I remember collecting The Mighty World of Marvel, published by Marvel UK. A nice symmetry there, really. It would reprint The Fantastic Four by Stan Lee and Jack Kirby, and Spider-Man by Stan Lee and Steve Ditko. I just remember being hit by so many brilliant concepts. They really excited my imagination. Looking at them now they are still classic comics. Jack Kirby was a big influence. He produced a colossal amount of very powerful material. His sense of design is unparalleled. It was all huge and epic and amazing to look at. There is a lot of Kirby in the strip, particularly Wormwood with the Ziggurat. I just asked Martin to do something that looked like Kirby had designed it, and he did, and it looked fantastic. Huge black and white interlocking parts hanging in space. Kirby could always do size really well. In a tiny medium he could always do these massive images.

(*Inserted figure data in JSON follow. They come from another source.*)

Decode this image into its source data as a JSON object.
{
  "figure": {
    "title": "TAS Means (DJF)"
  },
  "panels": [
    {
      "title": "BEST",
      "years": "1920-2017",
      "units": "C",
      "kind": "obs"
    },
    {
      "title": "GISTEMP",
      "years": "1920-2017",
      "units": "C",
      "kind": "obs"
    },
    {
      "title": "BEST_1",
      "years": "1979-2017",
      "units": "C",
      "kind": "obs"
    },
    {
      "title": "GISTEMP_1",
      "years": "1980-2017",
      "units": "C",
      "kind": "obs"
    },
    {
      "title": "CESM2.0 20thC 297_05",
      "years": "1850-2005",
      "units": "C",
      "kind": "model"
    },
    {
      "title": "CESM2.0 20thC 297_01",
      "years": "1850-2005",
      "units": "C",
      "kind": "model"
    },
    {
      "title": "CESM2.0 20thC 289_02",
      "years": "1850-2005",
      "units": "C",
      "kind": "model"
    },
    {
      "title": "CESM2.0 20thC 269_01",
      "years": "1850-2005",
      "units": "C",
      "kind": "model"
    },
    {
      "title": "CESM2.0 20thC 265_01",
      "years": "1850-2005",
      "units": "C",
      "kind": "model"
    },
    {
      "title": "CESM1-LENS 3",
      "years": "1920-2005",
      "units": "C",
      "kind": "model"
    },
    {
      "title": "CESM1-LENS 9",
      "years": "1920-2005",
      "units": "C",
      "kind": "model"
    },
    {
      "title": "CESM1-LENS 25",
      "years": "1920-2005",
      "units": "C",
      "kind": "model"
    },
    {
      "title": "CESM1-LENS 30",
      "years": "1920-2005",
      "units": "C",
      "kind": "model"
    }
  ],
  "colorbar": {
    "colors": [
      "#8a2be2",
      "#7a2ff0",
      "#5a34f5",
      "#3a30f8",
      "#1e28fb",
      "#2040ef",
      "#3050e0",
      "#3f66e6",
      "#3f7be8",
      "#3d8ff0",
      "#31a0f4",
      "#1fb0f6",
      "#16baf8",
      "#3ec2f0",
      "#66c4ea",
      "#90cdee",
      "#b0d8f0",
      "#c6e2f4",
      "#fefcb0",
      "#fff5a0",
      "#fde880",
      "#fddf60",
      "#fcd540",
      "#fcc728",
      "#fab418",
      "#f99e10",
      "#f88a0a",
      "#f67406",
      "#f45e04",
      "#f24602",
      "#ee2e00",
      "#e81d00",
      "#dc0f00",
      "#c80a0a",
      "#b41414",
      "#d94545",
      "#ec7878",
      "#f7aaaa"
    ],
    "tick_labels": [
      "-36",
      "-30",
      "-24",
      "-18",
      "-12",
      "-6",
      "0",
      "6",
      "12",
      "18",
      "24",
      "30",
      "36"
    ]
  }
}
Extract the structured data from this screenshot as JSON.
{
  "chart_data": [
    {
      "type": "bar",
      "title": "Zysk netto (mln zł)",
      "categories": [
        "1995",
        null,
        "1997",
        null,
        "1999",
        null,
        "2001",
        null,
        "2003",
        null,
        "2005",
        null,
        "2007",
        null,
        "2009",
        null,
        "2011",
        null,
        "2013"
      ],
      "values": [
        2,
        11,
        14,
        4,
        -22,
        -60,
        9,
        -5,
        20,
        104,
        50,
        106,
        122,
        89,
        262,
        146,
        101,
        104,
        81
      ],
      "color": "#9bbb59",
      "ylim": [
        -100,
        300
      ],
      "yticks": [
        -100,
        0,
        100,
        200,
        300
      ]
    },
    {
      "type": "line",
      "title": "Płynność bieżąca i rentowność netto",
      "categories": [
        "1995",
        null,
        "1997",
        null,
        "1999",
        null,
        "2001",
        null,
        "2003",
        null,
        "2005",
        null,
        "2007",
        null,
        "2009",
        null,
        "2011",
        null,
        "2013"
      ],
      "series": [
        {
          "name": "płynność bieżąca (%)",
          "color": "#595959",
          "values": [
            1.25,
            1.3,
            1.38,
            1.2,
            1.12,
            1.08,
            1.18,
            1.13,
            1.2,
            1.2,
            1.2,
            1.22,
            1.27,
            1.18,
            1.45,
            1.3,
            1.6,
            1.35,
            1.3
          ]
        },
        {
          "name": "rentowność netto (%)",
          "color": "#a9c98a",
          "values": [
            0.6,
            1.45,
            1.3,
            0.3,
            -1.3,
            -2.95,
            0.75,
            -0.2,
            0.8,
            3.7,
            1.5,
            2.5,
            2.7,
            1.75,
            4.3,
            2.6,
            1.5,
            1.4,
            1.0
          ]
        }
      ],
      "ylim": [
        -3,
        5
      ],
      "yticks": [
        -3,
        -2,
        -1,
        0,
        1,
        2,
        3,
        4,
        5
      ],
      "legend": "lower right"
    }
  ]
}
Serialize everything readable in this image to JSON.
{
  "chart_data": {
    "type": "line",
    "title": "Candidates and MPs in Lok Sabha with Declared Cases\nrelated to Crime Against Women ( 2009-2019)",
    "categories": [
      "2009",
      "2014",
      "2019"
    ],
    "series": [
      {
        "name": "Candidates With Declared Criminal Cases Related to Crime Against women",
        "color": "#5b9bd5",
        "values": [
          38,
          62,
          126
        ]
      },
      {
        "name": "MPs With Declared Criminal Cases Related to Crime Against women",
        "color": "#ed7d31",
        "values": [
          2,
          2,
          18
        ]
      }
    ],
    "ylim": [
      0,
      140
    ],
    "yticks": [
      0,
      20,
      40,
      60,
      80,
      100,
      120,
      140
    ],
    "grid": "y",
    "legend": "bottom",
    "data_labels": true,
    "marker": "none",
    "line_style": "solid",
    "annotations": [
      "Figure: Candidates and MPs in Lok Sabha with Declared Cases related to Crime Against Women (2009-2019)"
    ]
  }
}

Alan Moore was another huge influence. Things like Swamp Thing and V for Vendetta. I would just sit there and actually read the comic out loud because I wanted to hear the dialogue. I would do this on my own, I should point out. His stories would start in one direction, move off into something else and then end on the same point you began with. I deliberately did that in Ground Zero. It starts with the Doctor and the door closing on him, and you're thinking Ace is narrating this part of the story, saying goodbye to him, and then at the end of the story you get those same three panels and you realise it's Susan, not Ace.

V for Vendetta is a work of sheer genius. We never really find out who V is. It's like the Doctor, we are never supposed to know who he really is, because if he's only one person then he suddenly becomes so much smaller than what he could be. Everyone has their own little theory about who the Doctor is, and without specifying anyone of them, he can be everyone in that sense.

I can clearly see a connection between V and Evey and the Doctor and Ace, the mysterious figure and his protege.